FIELD HISTORY OF LOW-VOLTAGE WET-NICHE AND NO-NICHE LUMINAIRES
After researching the issue, UL believes the scenarios detailed in items c(i) and c(ii) above have not manifested in the field. An equipment-grounding conductor was believed to be necessary in the low voltage luminaire and forming shell in order to collect stray currents. If these scenarios need not be addressed, then UL believes the requirement for an equipment-grounding conductor in a low-voltage luminaire and its forming shell could be deleted. UL requests industry input on this possible revision to UL 676.
MARKINGS AND BACKWARD COMPATIBILITY WITH EXISTING FORMING SHELLS
To prevent confusion with inspection authorities, UL believes a marking on low-voltage luminaires not requiring grounding might be needed.
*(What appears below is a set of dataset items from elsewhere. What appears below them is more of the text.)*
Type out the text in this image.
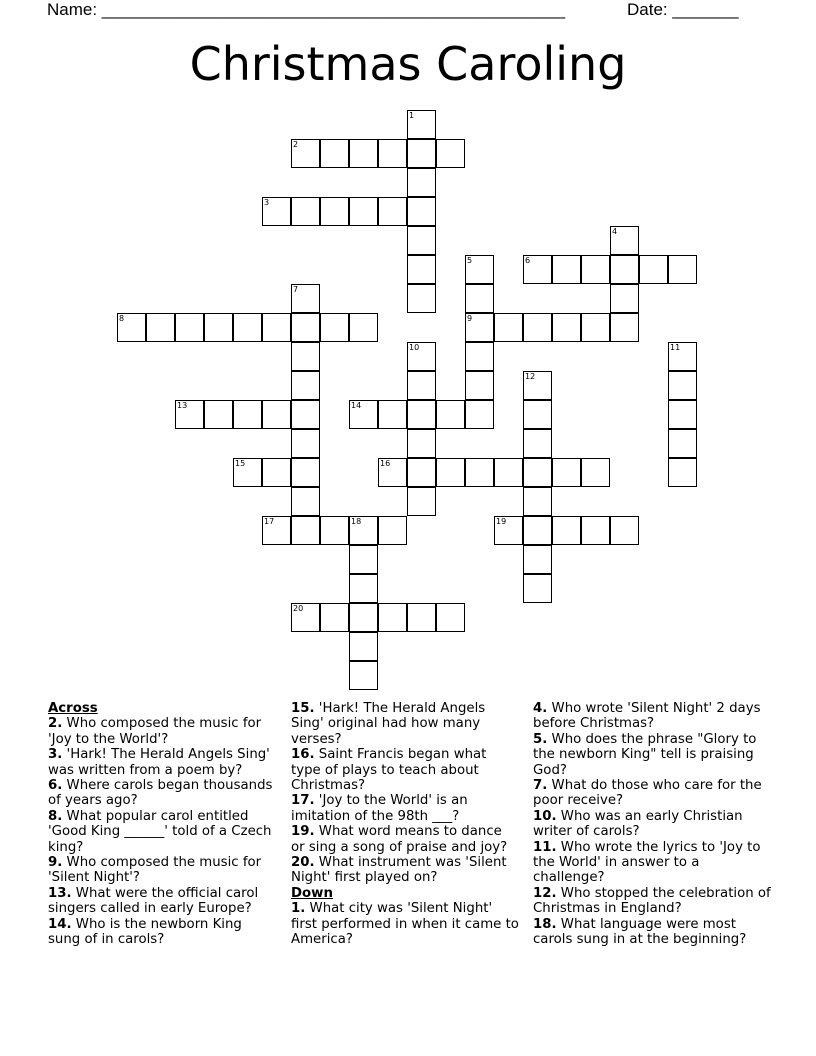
Name: _________________________________________________	Date: _______
Christmas Caroling
2
3
6
8	9
13	14
15	16
17	18	19
20
1
4
5
7
10	11
12
Across
2. Who composed the music for 'Joy to the World'?
3. 'Hark! The Herald Angels Sing' was written from a poem by?
6. Where carols began thousands of years ago?
8. What popular carol entitled 'Good King ______' told of a Czech king?
9. Who composed the music for 'Silent Night'?
13. What were the official carol singers called in early Europe?
14. Who is the newborn King sung of in carols?
15. 'Hark! The Herald Angels Sing' original had how many verses?
16. Saint Francis began what type of plays to teach about Christmas?
17. 'Joy to the World' is an imitation of the 98th ___?
19. What word means to dance or sing a song of praise and joy?
20. What instrument was 'Silent Night' first played on?
Down
1. What city was 'Silent Night' first performed in when it came to America?
4. Who wrote 'Silent Night' 2 days before Christmas?
5. Who does the phrase "Glory to the newborn King" tell is praising God?
7. What do those who care for the poor receive?
10. Who was an early Christian writer of carols?
11. Who wrote the lyrics to 'Joy to the World' in answer to a challenge?
12. Who stopped the celebration of Christmas in England?
18. What language were most carols sung in at the beginning?
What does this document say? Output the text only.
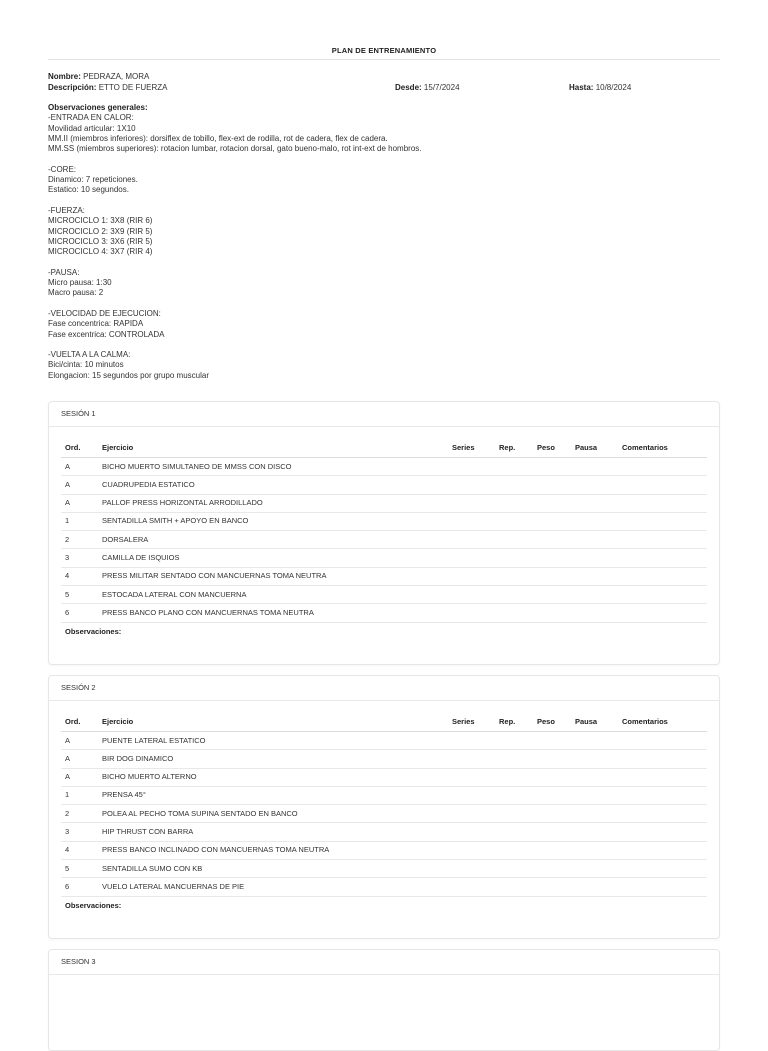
PLAN DE ENTRENAMIENTO
Nombre: PEDRAZA, MORA
Descripción: ETTO DE FUERZA	Desde: 15/7/2024	Hasta: 10/8/2024
Observaciones generales:
-ENTRADA EN CALOR:
Movilidad articular: 1X10
MM.II (miembros inferiores): dorsiflex de tobillo, flex-ext de rodilla, rot de cadera, flex de cadera.
MM.SS (miembros superiores): rotacion lumbar, rotacion dorsal, gato bueno-malo, rot int-ext de hombros.
-CORE:
Dinamico: 7 repeticiones.
Estatico: 10 segundos.
-FUERZA:
MICROCICLO 1: 3X8 (RIR 6)
MICROCICLO 2: 3X9 (RIR 5)
MICROCICLO 3: 3X6 (RIR 5)
MICROCICLO 4: 3X7 (RIR 4)
-PAUSA:
Micro pausa: 1:30
Macro pausa: 2
-VELOCIDAD DE EJECUCION:
Fase concentrica: RAPIDA
Fase excentrica: CONTROLADA
-VUELTA A LA CALMA:
Bici/cinta: 10 minutos
Elongacion: 15 segundos por grupo muscular
SESIÓN 1
Ord.	Ejercicio	Series	Rep.	Peso	Pausa	Comentarios
A	BICHO MUERTO SIMULTANEO DE MMSS CON DISCO					
A	CUADRUPEDIA ESTATICO					
A	PALLOF PRESS HORIZONTAL ARRODILLADO					
1	SENTADILLA SMITH + APOYO EN BANCO					
2	DORSALERA					
3	CAMILLA DE ISQUIOS					
4	PRESS MILITAR SENTADO CON MANCUERNAS TOMA NEUTRA					
5	ESTOCADA LATERAL CON MANCUERNA					
6	PRESS BANCO PLANO CON MANCUERNAS TOMA NEUTRA					
Observaciones:
SESIÓN 2
Ord.	Ejercicio	Series	Rep.	Peso	Pausa	Comentarios
A	PUENTE LATERAL ESTATICO					
A	BIR DOG DINAMICO					
A	BICHO MUERTO ALTERNO					
1	PRENSA 45°					
2	POLEA AL PECHO TOMA SUPINA SENTADO EN BANCO					
3	HIP THRUST CON BARRA					
4	PRESS BANCO INCLINADO CON MANCUERNAS TOMA NEUTRA					
5	SENTADILLA SUMO CON KB					
6	VUELO LATERAL MANCUERNAS DE PIE					
Observaciones:
SESION 3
UL suggests a simple marking such as ?Low-Voltage Luminaire Not Requiring Grounding.? This would reflect the text in Sections 680.23(B)(2) of the National Electrical Code, NFPA-70-2008. Before UL attempts to develop any revisions to the marking requirements for low-voltage luminaires, UL needs industry input concerning issues involved with ungrounded low-voltage luminaires and the existing installed base of forming shells.